Geceler ikiye bölünüyor her gece. Yarısında hiç uyumuyorum bana ait olan zamanı kendime saklayıp, uykusuz ve ayağıma batan kırık saçlarla geçiriyorum. Diğer yarısı da her kiminse ona bırakıp gidiyorum sabahın en erken saatine. Saçlarımı ikiye bölemiyorum, bölünmeyecek kadar kırık, tutulmayacak kadar kısa. Bazen saçlarım yok gibi geliyor, güneşin vurduğu akşamüstlerindeki, ortaya çıkan kırıklarımdan olabilir. Saçlarım yokken yokmuşum gibi geliyor, hiç gelmemişim, hiç ben olmamışım gibi.
Ben; ne kadar ben olabildim düşünüyorum...
İstediğim kadar ben olmaya çalışayım, herkes istediği kişiyi görüyor, genelde hep başkası oluyorum. Ya tanıyamıyoruz kendimizi ya da karşımızdakini. Herkes görmek istediğini görüyor, dilediği kadar baksa da.
İçim; içimden geçerken, sen aklıma düşerken, en çok içimden özlüyorum kırılmayan saçlarımı. Özlemi en suskun, en karanlık yerime saklıyorum. Hala en derinlerden seviyorum seni, saçlarım kırılırken.
Bir roman yazıyorum geceleri, tam ortasından bölüyorum kitabı, her iki kapağı kırıklarla dolu. Sayfa aralarında kırık saç telleri, kahramanından düşen. Gecenin iki tarafı da keskin bir bıçak gibi, geriye de gidilmiyor ileriye de. Sabahlasak batacak, beklesek acıtacak.
Saç kırıkları her yerde,
Kırıklar saplandı.
Sokaklar söndürülmüş ışıklarla dolu, evsiz pencereler, yüreksiz insanlar. Gökyüzü; evsiz gezegenler, pırıltısını kaybetmiş ya da görüntüsü buharlanmış yıldızlarla dolu. Penceremden davetsizce sızan ışık, yoldan geçen araba kornası, benliğimi hatırlatırken, hemen ertesinde saçlarımdaki kırıkları batırıyor yüzüme.
Yüzüm gözlerinsiz daha çok acıyor.
Issız yollar daha çok hatırlatıyor el ele dolaştığımız caddeleri.
Özentisini kaybetmiş gün doğuyor her sabah, doğmasa da olacak sanki.

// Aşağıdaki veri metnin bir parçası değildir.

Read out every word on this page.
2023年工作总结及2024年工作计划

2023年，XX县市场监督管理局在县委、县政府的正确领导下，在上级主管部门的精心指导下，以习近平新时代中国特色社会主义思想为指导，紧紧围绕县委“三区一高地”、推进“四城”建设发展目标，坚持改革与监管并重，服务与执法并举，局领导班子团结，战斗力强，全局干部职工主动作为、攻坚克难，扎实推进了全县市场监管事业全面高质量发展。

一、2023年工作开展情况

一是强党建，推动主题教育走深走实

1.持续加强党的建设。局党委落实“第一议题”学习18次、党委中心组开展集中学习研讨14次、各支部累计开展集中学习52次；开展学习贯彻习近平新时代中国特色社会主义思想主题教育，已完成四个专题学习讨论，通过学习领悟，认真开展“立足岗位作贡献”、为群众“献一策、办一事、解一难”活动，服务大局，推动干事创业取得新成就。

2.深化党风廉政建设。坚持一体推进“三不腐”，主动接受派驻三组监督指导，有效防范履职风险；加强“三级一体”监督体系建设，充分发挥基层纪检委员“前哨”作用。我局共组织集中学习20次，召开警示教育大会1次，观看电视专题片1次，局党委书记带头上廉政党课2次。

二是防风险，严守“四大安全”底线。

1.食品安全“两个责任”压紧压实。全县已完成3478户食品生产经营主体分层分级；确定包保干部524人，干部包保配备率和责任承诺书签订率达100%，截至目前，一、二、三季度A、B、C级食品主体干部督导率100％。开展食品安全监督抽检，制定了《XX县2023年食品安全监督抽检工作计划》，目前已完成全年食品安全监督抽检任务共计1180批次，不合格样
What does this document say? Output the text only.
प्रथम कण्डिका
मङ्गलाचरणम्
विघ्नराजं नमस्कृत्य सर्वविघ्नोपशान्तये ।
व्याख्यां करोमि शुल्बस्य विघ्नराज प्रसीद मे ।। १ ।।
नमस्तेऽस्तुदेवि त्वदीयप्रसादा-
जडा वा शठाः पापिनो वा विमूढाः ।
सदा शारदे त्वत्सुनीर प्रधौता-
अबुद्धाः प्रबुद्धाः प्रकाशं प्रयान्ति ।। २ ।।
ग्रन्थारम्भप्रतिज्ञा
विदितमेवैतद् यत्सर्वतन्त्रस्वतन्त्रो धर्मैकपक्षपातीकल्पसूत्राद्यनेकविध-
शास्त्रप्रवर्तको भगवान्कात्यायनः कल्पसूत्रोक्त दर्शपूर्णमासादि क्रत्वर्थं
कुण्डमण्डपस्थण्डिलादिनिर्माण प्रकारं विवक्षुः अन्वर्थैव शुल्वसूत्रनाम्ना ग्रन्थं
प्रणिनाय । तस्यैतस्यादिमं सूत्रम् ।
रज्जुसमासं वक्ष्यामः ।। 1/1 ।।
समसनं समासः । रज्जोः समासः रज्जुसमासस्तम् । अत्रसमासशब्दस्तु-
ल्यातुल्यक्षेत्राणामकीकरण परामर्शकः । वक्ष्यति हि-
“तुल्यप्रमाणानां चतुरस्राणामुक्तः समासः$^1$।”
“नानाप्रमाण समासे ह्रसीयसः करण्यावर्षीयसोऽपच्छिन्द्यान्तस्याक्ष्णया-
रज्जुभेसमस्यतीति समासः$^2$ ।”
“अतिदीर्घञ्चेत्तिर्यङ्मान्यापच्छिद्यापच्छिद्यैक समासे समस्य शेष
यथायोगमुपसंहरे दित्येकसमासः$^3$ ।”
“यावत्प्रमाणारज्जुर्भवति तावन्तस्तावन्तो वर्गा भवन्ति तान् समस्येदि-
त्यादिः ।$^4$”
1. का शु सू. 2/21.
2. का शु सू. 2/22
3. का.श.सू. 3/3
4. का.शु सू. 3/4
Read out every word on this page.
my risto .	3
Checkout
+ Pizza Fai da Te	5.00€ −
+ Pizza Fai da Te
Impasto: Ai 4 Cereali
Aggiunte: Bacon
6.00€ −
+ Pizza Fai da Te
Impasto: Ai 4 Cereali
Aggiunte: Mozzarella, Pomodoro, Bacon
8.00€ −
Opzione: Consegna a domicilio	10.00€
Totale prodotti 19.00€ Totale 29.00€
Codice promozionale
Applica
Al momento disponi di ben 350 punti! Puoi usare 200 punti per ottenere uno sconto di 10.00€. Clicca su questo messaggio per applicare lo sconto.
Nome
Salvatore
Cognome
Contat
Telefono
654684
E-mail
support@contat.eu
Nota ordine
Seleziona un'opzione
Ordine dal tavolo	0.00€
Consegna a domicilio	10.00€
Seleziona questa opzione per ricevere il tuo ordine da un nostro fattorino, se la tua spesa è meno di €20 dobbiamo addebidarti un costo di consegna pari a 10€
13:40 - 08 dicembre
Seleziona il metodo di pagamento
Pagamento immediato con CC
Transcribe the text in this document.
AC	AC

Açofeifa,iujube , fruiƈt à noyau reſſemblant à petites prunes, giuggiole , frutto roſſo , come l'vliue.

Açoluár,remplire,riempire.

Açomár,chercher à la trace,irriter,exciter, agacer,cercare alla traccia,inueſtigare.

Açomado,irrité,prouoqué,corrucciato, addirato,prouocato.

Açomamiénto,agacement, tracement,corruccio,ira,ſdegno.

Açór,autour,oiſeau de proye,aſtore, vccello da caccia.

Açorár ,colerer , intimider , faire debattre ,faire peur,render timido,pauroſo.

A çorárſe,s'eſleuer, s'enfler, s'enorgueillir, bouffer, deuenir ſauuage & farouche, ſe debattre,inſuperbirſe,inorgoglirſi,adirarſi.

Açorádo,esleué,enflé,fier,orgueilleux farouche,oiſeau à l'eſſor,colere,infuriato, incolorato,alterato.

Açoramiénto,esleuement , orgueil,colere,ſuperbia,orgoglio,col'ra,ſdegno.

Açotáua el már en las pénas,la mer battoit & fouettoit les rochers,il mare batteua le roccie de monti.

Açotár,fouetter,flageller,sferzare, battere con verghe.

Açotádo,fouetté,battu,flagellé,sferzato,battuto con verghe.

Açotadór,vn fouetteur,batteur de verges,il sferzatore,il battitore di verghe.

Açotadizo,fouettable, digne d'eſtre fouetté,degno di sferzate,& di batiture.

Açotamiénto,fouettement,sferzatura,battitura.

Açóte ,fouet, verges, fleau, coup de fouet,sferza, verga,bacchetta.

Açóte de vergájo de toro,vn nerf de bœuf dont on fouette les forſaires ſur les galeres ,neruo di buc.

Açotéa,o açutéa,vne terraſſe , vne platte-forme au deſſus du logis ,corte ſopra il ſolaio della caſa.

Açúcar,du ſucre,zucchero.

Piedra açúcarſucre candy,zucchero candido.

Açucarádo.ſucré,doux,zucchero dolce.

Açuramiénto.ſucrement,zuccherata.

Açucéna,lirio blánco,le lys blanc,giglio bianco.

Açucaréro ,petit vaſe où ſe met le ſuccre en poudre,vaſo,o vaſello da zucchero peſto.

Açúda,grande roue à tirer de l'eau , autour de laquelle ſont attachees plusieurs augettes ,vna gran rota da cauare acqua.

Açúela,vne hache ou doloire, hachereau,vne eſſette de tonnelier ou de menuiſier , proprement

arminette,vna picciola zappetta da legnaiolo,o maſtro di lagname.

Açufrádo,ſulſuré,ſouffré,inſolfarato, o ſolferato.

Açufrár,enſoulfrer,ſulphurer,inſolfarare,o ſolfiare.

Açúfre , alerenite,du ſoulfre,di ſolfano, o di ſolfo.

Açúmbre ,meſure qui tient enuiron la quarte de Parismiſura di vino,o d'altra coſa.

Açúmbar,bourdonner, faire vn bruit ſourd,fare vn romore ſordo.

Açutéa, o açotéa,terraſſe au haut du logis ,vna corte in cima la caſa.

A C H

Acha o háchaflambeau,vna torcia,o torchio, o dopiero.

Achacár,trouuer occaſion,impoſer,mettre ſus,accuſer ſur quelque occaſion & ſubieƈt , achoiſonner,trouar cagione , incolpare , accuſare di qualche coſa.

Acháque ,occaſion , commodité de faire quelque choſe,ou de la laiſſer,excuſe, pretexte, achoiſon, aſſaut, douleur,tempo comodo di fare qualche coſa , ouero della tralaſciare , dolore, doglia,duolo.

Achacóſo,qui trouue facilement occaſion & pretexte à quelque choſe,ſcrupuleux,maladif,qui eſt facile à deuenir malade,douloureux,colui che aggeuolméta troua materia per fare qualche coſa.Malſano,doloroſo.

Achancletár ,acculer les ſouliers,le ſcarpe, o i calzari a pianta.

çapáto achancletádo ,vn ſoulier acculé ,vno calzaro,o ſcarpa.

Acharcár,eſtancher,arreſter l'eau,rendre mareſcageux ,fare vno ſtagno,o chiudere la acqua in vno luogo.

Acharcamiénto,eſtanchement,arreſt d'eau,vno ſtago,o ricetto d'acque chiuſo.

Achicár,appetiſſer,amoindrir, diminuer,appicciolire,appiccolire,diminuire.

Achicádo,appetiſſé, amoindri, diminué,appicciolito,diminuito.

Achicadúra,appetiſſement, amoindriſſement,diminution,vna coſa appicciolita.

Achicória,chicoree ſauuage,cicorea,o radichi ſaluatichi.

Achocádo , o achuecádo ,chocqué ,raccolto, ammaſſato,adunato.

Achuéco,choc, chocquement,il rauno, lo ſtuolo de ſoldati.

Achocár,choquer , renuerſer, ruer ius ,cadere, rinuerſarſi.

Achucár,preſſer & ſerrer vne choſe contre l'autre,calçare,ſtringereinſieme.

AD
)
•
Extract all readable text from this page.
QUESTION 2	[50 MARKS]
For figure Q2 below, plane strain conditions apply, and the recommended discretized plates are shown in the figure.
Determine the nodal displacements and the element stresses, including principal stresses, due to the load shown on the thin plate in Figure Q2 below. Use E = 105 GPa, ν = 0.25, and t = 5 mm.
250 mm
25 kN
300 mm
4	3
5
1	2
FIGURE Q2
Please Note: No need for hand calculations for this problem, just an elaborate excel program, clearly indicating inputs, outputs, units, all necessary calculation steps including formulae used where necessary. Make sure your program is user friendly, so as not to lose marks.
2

Gelmesek de olur gibi, fark etmeyen bir şey gibi. Bir yerlerde günün doğuşunu büyük bir merakla beklerken insanlar, biz geceyi bekliyoruz en çok. Kırıklarımız daha az belli olsun diye. Gece merhem gibi çoğu zaman, her şeyi örter.
Bir de şu ıssız sokaklar olmasa,
Yanıp sönen ışıklar olmasa,
Evsiz insanlar,
İnsansız evler olmasa,
Sensiz sokaklar hiç olmasa.
Gece hep örter, tüm kırıkları, ıssız ve sensiz sokakları, ışıksız evleri...
On Bir Temmuz İki Bin On İki 13 00
Güzel cümleler.. güzel duygular...içindeni kırıklar geçen bir metin..saç kırıkları olsun hayatında, cam kırıkları da...hayal kırıklıkları olmasın... hiç kırılmasın hayatın.
Yazı oldukça içli. Biraz da temaya yaklaşmak, ondan kopmamak lazım..
tebrik ediyorum sevgili nevin..
nicelerine..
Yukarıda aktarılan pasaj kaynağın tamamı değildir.